Qualcuno dice che potrebbe essere solo un anno sabbatico, in attesa di trovare la quadra per mettere in piedi un nuovo club.
Il dato di fatto al momento è che l’Ancona è arrivata al capolinea. Dopo una lunga crisi la società non si iscriverà al prossimo campionato.
Finisce così anche il progetto “Sosteniamolancona”, creato nei tifosi inizialmente come gruppo di minoranza e dal 2015 a controllo della società con l’86% delle quote.
Lo scorso 26 luglio era stata annunciata la rinuncia all’iscrizione al campionato di Serie D, dove l’Ancona avrebbe dovuto militare nella stagione 2017/18 dopo la retrocessione dalla Lega Pro, ma nei scorsi giorni sono andate in fumo anche le trattative per la cessione delle quote ad una cordata di imprenditori locali.
Troppo il passivo di 2 milioni di euro.
Torna così in discussione il modello dell’azionariato popolare nel calcio. E non solo in Italia.
Uno dei club più citati in tal senso, l’FC United of Manchester, è sempre al centro di una profonda crisi finanziaria. Al punto che in questa stagione si è deciso di chiedere ai sostenitori di sottoscrivere abbonamenti a lungo termine proprio per aumentare gli incassi.
Un palliativo che non convince fino in fondo.
Guai finanziari all’FC United of Manchester: “buco” da coprire entro giugno
Dopo aver teorizzato per anni di poter farsi da sè la propria società, i tifosi ex Red Devils si sono accorti che il calcio a certi livelli costa, e parecchio. E il non poter investire per la crescita pesa.
L’azionariato popolare, insomma sembra dover rimanere relegato ad un livello minore del calcio.
Di cosa parliamo quando parliamo di azionariato popolare nel calcio
In una recente analisi di calcioefinanza.it sul tema arrivammo a due conclusioni.
Due, probabilmente, le eccezioni che rendono questo modello sostenibile e di successo: il primo riguarda la storia. Il fatto che il club affondi le radici nel passato, in un calcio non finanziarizzato come quello di adesso che quindi ha permesso di crescere nel tempo senza l’assillo di essere sempre in vetta.
Qui il riferimento è ai grandi club spagnoli come Real Madrid e Barcellona, che pur con tutti i distinguo del caso (decisivi) sono retti da una assemblea dei soci.

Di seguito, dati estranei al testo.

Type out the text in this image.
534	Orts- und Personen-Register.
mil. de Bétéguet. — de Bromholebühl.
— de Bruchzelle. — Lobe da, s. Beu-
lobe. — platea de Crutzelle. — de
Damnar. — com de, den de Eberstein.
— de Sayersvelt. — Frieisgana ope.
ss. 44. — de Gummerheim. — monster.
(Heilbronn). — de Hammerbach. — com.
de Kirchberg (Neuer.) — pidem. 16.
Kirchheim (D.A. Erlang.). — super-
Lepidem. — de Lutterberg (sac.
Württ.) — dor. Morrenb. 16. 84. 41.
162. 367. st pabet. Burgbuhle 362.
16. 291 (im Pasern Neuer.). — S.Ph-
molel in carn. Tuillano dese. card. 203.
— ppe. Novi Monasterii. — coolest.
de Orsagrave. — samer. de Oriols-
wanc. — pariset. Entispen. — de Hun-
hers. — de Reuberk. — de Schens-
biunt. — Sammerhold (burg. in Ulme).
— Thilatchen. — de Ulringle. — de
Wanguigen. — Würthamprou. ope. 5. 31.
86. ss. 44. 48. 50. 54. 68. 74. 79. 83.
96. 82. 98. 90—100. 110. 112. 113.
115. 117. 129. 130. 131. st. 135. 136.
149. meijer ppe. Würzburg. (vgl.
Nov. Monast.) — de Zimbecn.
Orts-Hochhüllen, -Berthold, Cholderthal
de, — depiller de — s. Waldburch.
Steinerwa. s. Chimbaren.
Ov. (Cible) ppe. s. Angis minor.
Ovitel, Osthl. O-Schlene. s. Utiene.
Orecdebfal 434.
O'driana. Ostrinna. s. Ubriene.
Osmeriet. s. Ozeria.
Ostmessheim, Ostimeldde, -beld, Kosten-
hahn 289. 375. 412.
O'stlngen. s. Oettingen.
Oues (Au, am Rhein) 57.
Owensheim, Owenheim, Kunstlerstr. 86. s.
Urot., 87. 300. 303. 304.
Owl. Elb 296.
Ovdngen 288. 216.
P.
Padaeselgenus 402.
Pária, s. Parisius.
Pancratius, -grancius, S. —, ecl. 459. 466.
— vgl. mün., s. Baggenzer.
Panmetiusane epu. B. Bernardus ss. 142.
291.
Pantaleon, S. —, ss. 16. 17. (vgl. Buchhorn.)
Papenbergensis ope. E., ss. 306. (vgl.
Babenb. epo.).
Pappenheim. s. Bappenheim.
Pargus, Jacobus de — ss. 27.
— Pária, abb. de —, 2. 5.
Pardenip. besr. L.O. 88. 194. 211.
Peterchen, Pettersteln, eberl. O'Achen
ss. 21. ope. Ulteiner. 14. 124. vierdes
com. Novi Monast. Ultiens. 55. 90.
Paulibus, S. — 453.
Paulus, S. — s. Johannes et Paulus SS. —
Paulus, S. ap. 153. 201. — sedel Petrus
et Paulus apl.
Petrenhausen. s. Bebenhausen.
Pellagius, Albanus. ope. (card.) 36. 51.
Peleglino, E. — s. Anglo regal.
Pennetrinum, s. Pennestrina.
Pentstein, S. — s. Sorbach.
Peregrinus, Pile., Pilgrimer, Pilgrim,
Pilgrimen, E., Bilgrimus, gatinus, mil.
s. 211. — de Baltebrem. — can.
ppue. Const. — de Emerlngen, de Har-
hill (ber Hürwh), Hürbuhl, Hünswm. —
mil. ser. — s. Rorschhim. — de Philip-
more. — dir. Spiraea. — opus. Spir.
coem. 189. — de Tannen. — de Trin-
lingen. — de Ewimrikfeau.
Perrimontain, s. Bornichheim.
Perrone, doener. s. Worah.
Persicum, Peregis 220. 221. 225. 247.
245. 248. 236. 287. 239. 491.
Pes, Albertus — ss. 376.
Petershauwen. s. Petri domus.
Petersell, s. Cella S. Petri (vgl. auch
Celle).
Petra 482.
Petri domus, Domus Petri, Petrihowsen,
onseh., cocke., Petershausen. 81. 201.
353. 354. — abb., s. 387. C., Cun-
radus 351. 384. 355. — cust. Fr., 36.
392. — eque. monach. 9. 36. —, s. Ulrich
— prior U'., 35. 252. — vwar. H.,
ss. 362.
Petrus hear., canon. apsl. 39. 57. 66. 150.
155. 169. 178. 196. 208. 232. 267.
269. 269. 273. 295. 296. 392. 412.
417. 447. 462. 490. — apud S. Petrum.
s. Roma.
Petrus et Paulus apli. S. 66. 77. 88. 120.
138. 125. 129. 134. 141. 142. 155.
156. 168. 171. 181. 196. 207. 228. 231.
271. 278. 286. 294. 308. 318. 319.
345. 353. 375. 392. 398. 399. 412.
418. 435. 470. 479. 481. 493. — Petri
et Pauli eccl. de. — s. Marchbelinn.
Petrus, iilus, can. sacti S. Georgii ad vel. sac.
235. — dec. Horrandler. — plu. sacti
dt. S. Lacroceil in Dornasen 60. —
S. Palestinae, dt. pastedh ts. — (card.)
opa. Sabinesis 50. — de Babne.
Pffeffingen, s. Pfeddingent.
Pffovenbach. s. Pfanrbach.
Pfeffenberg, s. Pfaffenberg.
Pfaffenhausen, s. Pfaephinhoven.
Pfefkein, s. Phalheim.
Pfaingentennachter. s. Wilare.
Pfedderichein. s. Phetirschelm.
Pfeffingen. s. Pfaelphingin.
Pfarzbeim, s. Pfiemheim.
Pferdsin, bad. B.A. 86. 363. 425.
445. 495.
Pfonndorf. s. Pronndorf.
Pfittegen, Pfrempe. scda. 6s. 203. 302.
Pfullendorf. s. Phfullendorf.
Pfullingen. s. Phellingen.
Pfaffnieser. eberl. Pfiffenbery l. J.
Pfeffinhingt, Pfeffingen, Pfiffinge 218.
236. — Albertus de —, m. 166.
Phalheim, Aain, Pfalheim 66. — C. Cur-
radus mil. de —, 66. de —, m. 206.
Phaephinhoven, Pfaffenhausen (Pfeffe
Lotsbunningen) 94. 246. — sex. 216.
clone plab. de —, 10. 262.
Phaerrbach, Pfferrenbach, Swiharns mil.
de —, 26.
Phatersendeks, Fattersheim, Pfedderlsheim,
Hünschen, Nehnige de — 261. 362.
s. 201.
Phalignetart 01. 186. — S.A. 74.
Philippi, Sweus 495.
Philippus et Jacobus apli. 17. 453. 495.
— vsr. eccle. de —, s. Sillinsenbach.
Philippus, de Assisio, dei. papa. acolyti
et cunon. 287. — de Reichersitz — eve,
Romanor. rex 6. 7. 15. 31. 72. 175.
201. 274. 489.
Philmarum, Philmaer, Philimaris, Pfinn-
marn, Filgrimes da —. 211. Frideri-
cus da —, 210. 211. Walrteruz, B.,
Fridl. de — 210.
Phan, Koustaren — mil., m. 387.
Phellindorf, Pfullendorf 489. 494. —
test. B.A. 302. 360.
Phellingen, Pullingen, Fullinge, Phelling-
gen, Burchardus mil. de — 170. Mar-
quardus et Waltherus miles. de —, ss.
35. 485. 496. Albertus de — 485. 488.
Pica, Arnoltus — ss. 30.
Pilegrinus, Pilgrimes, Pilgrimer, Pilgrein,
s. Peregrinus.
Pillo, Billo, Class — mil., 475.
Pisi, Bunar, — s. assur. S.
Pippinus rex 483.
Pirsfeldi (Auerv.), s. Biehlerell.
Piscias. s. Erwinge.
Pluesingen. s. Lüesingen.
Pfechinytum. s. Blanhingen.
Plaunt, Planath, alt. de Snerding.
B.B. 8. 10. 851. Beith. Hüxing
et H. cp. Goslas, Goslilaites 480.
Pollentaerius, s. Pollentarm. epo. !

Il secondo riguarda le dimensioni del club, che può decisamente prescindere dagli apporti dei soci (che pure costituiscono una delle voci interessanti delle entrate) alla luce di un fatturato tra i più importanti al mondo.
In mancanza di queste condizioni l’impressione è che i club di calcio difficilmente siano gestibili con l’azionariato popolare, almeno per quanto riguarda i livelli massimi del calcio.